In 1913 she was working in Rotherham.

==North Ronaldsay==
In the early 1930s, at the end of her career, she and her housekeeper and partner, Charlotte Tulloch, came to live together in "The Bungalow" on the island of North Ronaldsay when Garvie was nearly sixty. She was part of the community for sixteen years and in that time the transportation to the island improved when the first airstrip was built. Her transportation was a bicycle that frequently featured in her photographs. She took photographs and gave them to people. There are over 500 of her photos in Orkney Library.

Garvie is remembered for the work that she did on the island but she has come to notice because of her skill and interest in photography.
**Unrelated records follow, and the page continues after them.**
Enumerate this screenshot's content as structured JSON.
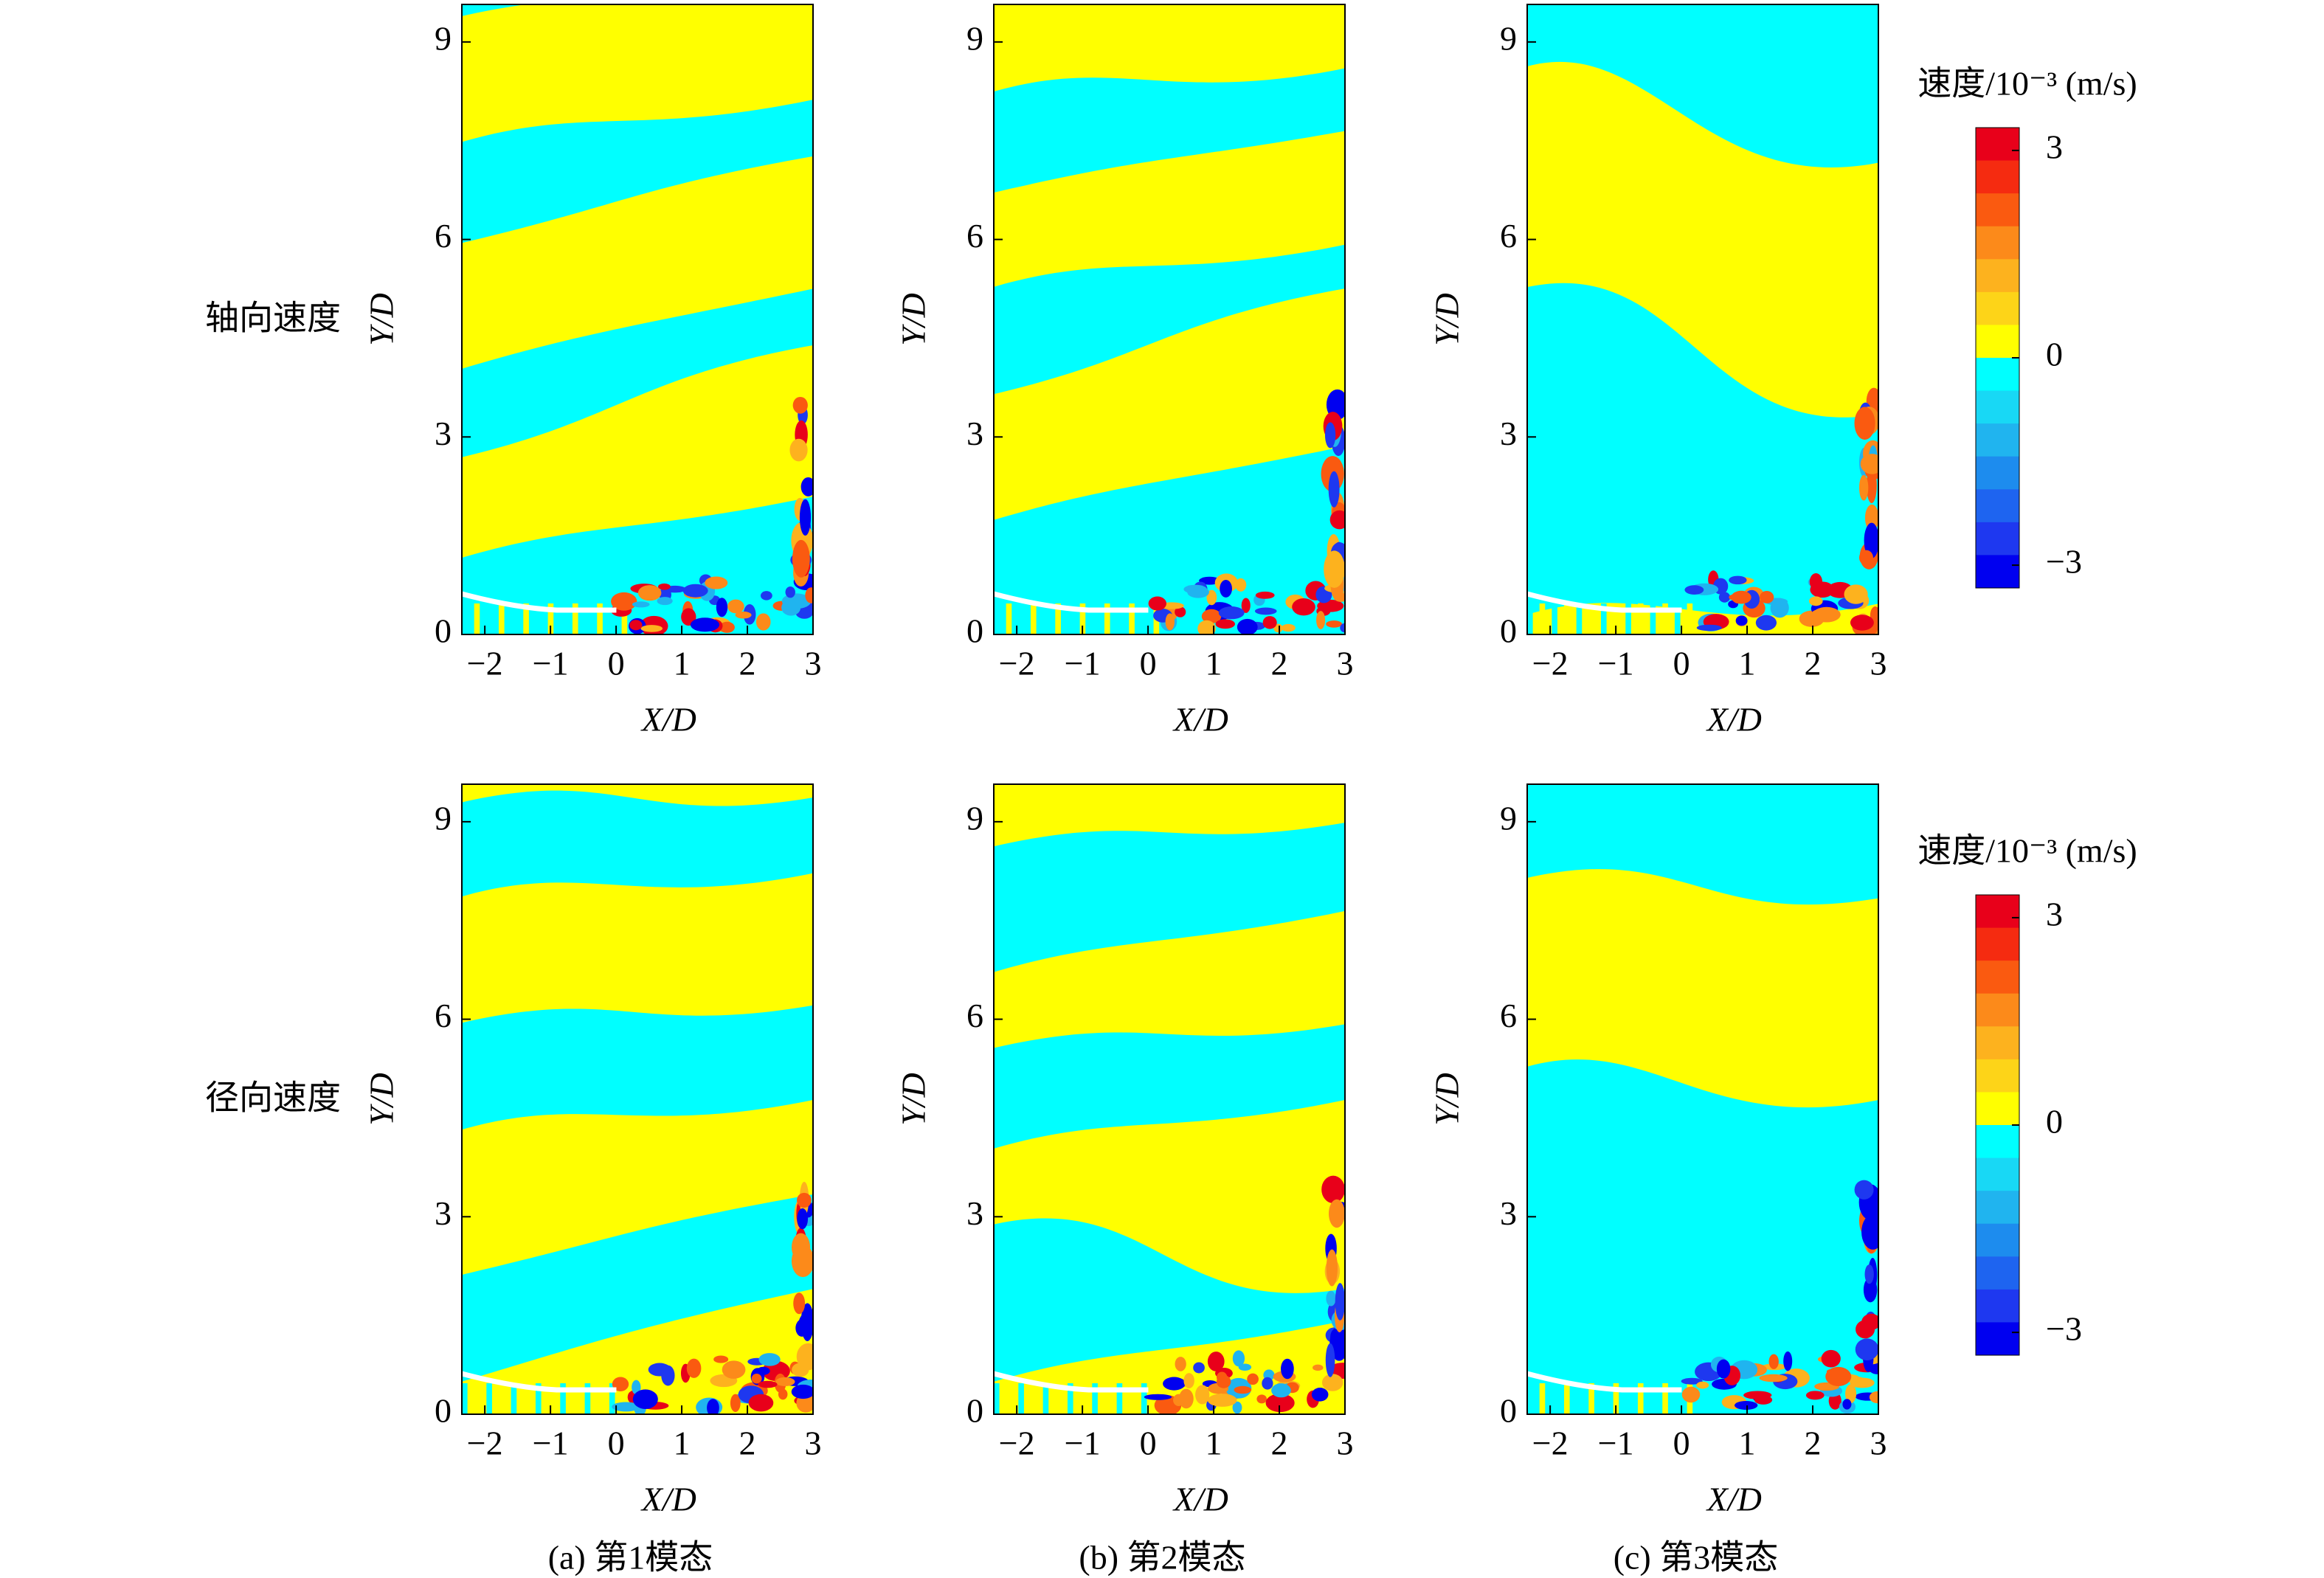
{
  "chart_data": [
    {
      "type": "contour",
      "row_label": "轴向速度",
      "x_label": "X/D",
      "y_label": "Y/D",
      "xlim": [
        -2.35,
        3
      ],
      "ylim": [
        0,
        9.57
      ],
      "xticks": [
        {
          "value": -2,
          "label": "−2"
        },
        {
          "value": -1,
          "label": "−1"
        },
        0,
        1,
        2,
        3
      ],
      "yticks": [
        0,
        3,
        6,
        9
      ]
    },
    {
      "type": "contour",
      "x_label": "X/D",
      "y_label": "Y/D",
      "xlim": [
        -2.35,
        3
      ],
      "ylim": [
        0,
        9.57
      ],
      "xticks": [
        {
          "value": -2,
          "label": "−2"
        },
        {
          "value": -1,
          "label": "−1"
        },
        0,
        1,
        2,
        3
      ],
      "yticks": [
        0,
        3,
        6,
        9
      ]
    },
    {
      "type": "contour",
      "x_label": "X/D",
      "y_label": "Y/D",
      "xlim": [
        -2.35,
        3
      ],
      "ylim": [
        0,
        9.57
      ],
      "xticks": [
        {
          "value": -2,
          "label": "−2"
        },
        {
          "value": -1,
          "label": "−1"
        },
        0,
        1,
        2,
        3
      ],
      "yticks": [
        0,
        3,
        6,
        9
      ]
    },
    {
      "type": "contour",
      "row_label": "径向速度",
      "caption": "(a) 第1模态",
      "x_label": "X/D",
      "y_label": "Y/D",
      "xlim": [
        -2.35,
        3
      ],
      "ylim": [
        0,
        9.57
      ],
      "xticks": [
        {
          "value": -2,
          "label": "−2"
        },
        {
          "value": -1,
          "label": "−1"
        },
        0,
        1,
        2,
        3
      ],
      "yticks": [
        0,
        3,
        6,
        9
      ]
    },
    {
      "type": "contour",
      "caption": "(b) 第2模态",
      "x_label": "X/D",
      "y_label": "Y/D",
      "xlim": [
        -2.35,
        3
      ],
      "ylim": [
        0,
        9.57
      ],
      "xticks": [
        {
          "value": -2,
          "label": "−2"
        },
        {
          "value": -1,
          "label": "−1"
        },
        0,
        1,
        2,
        3
      ],
      "yticks": [
        0,
        3,
        6,
        9
      ]
    },
    {
      "type": "contour",
      "caption": "(c) 第3模态",
      "x_label": "X/D",
      "y_label": "Y/D",
      "xlim": [
        -2.35,
        3
      ],
      "ylim": [
        0,
        9.57
      ],
      "xticks": [
        {
          "value": -2,
          "label": "−2"
        },
        {
          "value": -1,
          "label": "−1"
        },
        0,
        1,
        2,
        3
      ],
      "yticks": [
        0,
        3,
        6,
        9
      ]
    },
    {
      "type": "colorbar",
      "title": "速度/10⁻³ (m/s)",
      "ylim": [
        -3.33,
        3.33
      ],
      "yticks": [
        3,
        0,
        {
          "value": -3,
          "label": "−3"
        }
      ],
      "colors": [
        "#e8001a",
        "#f52b10",
        "#fa5a10",
        "#fc8a1a",
        "#fdb21e",
        "#fdd418",
        "#ffff00",
        "#00ffff",
        "#18d8f5",
        "#20b4ef",
        "#1d8cee",
        "#1e64f0",
        "#1e38f0",
        "#0000f0"
      ]
    },
    {
      "type": "colorbar",
      "title": "速度/10⁻³ (m/s)",
      "ylim": [
        -3.33,
        3.33
      ],
      "yticks": [
        3,
        0,
        {
          "value": -3,
          "label": "−3"
        }
      ],
      "colors": [
        "#e8001a",
        "#f52b10",
        "#fa5a10",
        "#fc8a1a",
        "#fdb21e",
        "#fdd418",
        "#ffff00",
        "#00ffff",
        "#18d8f5",
        "#20b4ef",
        "#1d8cee",
        "#1e64f0",
        "#1e38f0",
        "#0000f0"
      ]
    }
  ]
}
She was the island's doctor.

She retired at the age of 74 and she and Tulloch left North Ronaldsay. She was living at a private hotel in Auchterarder after the war.

==Death and legacy==
Garvie died in 1956. Her photographs are copyright until 2026.

In November 2022 Garvie's photograph's featured in the GLEAN exhibition at Edinburgh's City Art Centre of 14 early women photographers working in Scotland. The photographs and films that were curated by Jenny Brownrigg were by Helen Biggar, Violet Banks, Christina Broom, M.E.M. Donaldson, Jenny Gilbertson, Isabel Frances Grant, Ruby Grierson, Marion Grierson, Isobel Wylie Hutchison, Johanna Kissling, Isabell Burton-MacKenzie, Margaret Fay Shaw, Margaret Watkins and Garvie.